The fix, eventually: stopped hand-writing fstab lines per user entirely … at four users it was already unmanageable, and I was thinking about a hundred. Wrote one small systemd service that scans /srv/sftp/* at boot and binds whatever it finds, automatically. Add a new user, their jail just works next boot. Zero fstab edits, ever again.
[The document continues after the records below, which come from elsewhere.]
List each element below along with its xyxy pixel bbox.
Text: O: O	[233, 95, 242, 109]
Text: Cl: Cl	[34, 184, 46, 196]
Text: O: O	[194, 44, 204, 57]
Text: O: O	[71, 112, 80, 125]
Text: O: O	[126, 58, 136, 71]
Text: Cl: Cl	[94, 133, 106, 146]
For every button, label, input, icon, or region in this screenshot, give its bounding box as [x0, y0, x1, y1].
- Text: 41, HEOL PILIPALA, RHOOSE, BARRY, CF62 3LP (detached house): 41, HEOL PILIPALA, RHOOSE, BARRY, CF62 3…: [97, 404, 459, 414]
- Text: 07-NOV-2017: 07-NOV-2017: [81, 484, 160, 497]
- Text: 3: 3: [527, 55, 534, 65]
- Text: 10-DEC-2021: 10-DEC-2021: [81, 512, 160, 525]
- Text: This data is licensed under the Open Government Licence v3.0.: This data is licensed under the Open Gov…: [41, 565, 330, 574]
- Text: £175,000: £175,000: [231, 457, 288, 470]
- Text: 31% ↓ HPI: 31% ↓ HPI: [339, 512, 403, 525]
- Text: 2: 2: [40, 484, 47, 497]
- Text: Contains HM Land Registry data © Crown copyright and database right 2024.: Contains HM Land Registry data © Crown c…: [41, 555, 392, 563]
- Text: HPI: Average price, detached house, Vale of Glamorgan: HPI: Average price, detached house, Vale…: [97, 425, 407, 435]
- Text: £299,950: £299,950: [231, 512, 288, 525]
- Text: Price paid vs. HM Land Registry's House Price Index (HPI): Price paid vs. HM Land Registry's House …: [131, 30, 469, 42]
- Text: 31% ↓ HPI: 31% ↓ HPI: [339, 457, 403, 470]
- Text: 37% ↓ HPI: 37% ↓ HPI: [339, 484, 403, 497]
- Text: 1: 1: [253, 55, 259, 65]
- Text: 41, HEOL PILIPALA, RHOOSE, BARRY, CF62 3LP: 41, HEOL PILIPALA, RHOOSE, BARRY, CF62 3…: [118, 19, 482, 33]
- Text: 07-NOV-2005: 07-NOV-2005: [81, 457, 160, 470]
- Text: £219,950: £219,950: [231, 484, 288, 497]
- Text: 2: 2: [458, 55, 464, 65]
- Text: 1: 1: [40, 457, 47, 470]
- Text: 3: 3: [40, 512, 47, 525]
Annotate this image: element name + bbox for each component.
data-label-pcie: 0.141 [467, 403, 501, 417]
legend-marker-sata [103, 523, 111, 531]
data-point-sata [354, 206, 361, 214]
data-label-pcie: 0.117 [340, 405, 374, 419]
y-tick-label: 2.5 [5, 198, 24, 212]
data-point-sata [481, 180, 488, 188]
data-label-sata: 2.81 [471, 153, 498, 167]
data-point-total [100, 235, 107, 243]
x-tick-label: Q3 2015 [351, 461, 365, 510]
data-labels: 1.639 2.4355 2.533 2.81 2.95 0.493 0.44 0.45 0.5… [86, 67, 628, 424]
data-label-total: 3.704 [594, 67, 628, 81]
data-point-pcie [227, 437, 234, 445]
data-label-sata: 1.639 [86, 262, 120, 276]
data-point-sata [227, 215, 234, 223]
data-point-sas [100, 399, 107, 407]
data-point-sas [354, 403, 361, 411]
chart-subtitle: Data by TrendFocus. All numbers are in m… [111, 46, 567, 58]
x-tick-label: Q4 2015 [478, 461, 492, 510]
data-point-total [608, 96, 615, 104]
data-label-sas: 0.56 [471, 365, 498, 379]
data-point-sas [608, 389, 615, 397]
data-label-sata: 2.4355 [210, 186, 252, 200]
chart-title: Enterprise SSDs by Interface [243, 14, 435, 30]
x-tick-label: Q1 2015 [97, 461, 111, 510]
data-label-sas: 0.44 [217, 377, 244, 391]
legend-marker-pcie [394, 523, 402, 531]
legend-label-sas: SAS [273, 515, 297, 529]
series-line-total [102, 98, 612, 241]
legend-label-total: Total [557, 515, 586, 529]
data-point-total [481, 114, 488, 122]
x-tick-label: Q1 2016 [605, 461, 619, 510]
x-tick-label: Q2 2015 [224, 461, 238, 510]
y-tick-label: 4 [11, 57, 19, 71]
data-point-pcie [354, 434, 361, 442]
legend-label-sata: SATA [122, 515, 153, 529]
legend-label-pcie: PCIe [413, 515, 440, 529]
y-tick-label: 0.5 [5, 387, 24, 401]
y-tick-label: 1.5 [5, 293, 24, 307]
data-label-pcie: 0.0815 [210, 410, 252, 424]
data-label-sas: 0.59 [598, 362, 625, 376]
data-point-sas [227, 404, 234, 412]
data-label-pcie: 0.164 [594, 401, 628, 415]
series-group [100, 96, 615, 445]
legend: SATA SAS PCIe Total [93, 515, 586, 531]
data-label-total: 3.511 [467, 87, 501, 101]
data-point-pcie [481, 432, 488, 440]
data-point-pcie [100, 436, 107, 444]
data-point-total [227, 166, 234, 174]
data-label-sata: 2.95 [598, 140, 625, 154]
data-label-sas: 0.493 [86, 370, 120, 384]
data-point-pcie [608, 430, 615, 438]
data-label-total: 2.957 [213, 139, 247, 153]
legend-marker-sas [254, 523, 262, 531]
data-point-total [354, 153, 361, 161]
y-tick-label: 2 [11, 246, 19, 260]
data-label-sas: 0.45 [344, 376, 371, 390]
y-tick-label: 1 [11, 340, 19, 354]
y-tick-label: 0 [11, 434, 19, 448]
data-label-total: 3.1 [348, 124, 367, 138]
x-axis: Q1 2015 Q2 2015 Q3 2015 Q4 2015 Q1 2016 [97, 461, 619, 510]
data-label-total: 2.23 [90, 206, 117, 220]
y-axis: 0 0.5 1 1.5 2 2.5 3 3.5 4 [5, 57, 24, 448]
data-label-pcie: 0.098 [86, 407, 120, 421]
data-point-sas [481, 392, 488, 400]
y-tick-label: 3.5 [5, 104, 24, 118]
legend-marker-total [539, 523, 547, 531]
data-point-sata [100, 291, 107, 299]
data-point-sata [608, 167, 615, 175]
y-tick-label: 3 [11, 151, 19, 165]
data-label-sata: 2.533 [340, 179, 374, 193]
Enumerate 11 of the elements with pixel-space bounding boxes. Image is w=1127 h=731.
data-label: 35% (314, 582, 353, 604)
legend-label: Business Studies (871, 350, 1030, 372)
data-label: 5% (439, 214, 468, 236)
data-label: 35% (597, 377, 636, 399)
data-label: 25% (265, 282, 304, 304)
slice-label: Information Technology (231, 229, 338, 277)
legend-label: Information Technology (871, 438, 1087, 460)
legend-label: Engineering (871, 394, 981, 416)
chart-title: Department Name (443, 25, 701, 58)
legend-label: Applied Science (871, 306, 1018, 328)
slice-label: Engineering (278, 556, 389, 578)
sudo tee /usr/local/bin/sftp-bind-jails.sh << 'EOF'
#!/bin/bash
HOMES_ROOT="/mnt/data/homes"
PUBLIC_ROOT="/mnt/data2/Public"
SFTP_ROOT="/srv/sftp"
for jail in "$SFTP_ROOT"/*/; do
    user=$(basename "$jail")
    mkdir -p "${jail}home" "${jail}public"
    mountpoint -q "${jail}home"   || mount --bind "${HOMES_ROOT}/${user}" "${jail}home"
    mountpoint -q "${jail}public" || mount --bind "$PUBLIC_ROOT" "${jail}public"
done
EOF
sudo chmod +x /usr/local/bin/sftp-bind-jails.sh
sudo tee /etc/systemd/system/sftp-bind-jails.service << 'EOF'
[Unit]
Description=Bind-mount all my SFTP chroot jails
After=mnt-data-homes.mount mnt-data2.mount

[Service]
Type=oneshot
RemainAfterExit=yes
ExecStart=/usr/local/bin/sftp-bind-jails.sh

[Install]
WantedBy=multi-user.target
EOF
sudo systemctl daemon-reload
sudo systemctl enable --now sftp-bind-jails.service

What I’d tell past-me

  • If you’re mounting something via NFS, check whether you’re about to re-export it. If yes, stop, use Samba instead.
  • A local disk needs its own mountpoint. Not near anything else.
  • getfacl showing the right answer doesn’t mean the underlying protocol is going to respect it. Check the raw UID.
  • Anything serving through more than one protocol needs its SELinux context checked before you assume it’s a permissions bug elsewhere.
  • Never trust a live mount --bind to survive a reboot. If it matters, it goes in a config file or a service, not just a command you ran once.

None of this was smart engineering. It was mostly stubbornness and a lot of journalctl at hours I’m not proud of. But the box works now, and I understand every single piece of why, which is worth more than if it had just worked first try.